Exactly--and since you're bringing economics into picture, the opportunity cost should exactly equal the wages expended on developing this. OP makes a valid point.

OTOH if the marginal cost of production is really 1/20th of the next-best solution, then his employer should easily be able to recoup that by rolling out a bunch of these.


Exactly--and since you're bringing economics into picture, the opportunity cost should exactly equal the wages expended on developing this. OP makes a valid point.

Not necessarily, if his job includes some degree of "on demand" responsibilities--it said he was a librarian who handles some tech support, so chances are a lot of what he's being paid for is just being there when needed. On a slow day, he'd be there anyway and getting paid the same, so working on something like this is a clear win over, I don't know, dusting shelves or something.

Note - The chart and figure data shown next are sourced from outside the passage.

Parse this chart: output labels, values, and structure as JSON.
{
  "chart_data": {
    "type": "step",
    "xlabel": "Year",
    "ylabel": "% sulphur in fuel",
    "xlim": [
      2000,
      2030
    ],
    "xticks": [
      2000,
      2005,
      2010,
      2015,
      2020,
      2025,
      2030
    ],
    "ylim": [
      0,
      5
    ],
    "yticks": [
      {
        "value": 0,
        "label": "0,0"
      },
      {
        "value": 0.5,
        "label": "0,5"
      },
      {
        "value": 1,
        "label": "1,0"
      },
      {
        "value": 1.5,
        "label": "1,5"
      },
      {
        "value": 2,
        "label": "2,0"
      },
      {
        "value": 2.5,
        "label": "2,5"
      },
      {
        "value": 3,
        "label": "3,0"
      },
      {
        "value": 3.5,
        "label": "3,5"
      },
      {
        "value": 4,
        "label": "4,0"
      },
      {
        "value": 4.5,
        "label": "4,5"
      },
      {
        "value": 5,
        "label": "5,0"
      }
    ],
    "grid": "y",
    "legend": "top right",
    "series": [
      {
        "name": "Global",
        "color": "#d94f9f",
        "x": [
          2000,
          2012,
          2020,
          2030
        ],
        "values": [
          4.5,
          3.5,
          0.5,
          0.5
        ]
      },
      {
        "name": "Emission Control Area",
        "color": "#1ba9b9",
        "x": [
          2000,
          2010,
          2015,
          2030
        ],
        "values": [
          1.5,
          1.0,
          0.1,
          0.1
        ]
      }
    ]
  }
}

If he had stuff he was doing, then someone else had to do it, and therefore there was a cost. Even if this cost was someone going unpaid overtime.

If he is employed to do such work, then his salary should definitely be counted!


Yes, but then you'd probably have to subtract the amount of time that he would have spent implementing the other type of solution or getting training on how to administer it. The salary doesn't necessarily have to be included; it's a fixed cost.


We can also assume that his job in technical support did not use 100% of his time. So some of the costs were already there to begin with.